Mais l’Empire s’est construit autour de la Méditerranée avec en son centre cette ville, Rome, elle même située sur cette péninsule, cet appendice pénétrant ce « centre du monde » qu’était la « Grande mer », comme on l’appelait alors.
Toujours à cette époque, le civilisé, était logiquement de type méditerranéen, c'est-à-dire pas très grand, brun et basané.
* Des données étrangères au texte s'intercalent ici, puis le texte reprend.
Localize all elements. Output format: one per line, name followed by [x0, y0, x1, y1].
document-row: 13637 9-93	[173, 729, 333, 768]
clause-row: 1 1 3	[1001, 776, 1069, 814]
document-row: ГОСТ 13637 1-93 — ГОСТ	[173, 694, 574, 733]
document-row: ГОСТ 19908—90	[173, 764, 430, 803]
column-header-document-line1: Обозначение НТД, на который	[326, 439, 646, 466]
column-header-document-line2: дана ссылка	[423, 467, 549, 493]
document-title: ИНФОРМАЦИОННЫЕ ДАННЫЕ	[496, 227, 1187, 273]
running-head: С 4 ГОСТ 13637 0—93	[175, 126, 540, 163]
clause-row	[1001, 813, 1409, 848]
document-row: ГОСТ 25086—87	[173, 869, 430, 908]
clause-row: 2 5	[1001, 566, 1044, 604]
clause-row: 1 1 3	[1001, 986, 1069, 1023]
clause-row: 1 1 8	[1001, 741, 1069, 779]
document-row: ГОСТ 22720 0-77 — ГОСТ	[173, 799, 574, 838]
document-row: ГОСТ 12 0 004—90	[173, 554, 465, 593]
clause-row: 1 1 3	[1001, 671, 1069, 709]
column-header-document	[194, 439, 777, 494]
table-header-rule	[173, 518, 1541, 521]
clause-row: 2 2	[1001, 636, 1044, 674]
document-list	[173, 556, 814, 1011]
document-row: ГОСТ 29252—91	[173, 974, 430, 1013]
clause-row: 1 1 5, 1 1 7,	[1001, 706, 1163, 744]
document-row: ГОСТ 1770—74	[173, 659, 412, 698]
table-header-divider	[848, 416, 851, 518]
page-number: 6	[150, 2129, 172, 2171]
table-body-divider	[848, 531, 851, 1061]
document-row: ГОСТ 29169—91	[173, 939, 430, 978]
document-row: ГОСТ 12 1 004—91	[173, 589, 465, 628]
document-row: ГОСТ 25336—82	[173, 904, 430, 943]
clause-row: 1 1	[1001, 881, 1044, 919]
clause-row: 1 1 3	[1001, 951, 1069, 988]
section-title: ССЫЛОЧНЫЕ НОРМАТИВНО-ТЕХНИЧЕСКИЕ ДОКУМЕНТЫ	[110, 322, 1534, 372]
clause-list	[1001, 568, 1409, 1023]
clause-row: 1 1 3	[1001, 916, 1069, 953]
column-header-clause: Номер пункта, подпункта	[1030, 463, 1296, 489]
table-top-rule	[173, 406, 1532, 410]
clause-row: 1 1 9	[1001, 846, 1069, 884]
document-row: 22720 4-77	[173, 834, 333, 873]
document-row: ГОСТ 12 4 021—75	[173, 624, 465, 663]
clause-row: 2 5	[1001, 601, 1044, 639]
Et le barbare, lui était grand, blond et à la peau très blanche…
Relativité des concepts, disions-nous…
Et parmi ces barbares, il est des tribus germaniques qui allaient nous devenirs « chers » à nous français, celles des Francs…

- Le rapport avec notre sujet ? Dans le monde romain, la région nommée de nos jours Turquie ne posait pas de problème : elle appartenait à l’Empire, tant pour des raisons géographiques que culturelles ! Et elle n’était même pas en zone frontière ! Et le latin, comme ailleurs, y était aussi la langue officielle, administrative !
Mais cela était il y a « deux milles ans »…

- Certitudes, avez-vous un socle digne de ce nom ?

- Pour conclure, maniant le paradoxe, clin d’œil à Edmond Wells et à son Encyclopédie du savoir absolu relatif, je dirais que la Turquie ne fait pas partie de l’Europe et qu’il s’agit là d’une position objective élaborée au sein d’un concept qui lui, ne l’est pas…
Cette affirmation découle d’une prise de conscience selon laquelle il n’y a pas une vision du monde mais plusieurs, indissociables de grilles de lecture, parfois inconscientes, qui sont autant de filtres. Et la pseudo objectivité de la de la stricte géographie s’efface devant le poids de la géopolitique qui elle-même s’efface devant celui de la géoculture, autant de réalités subjectives dans leurs valeurs.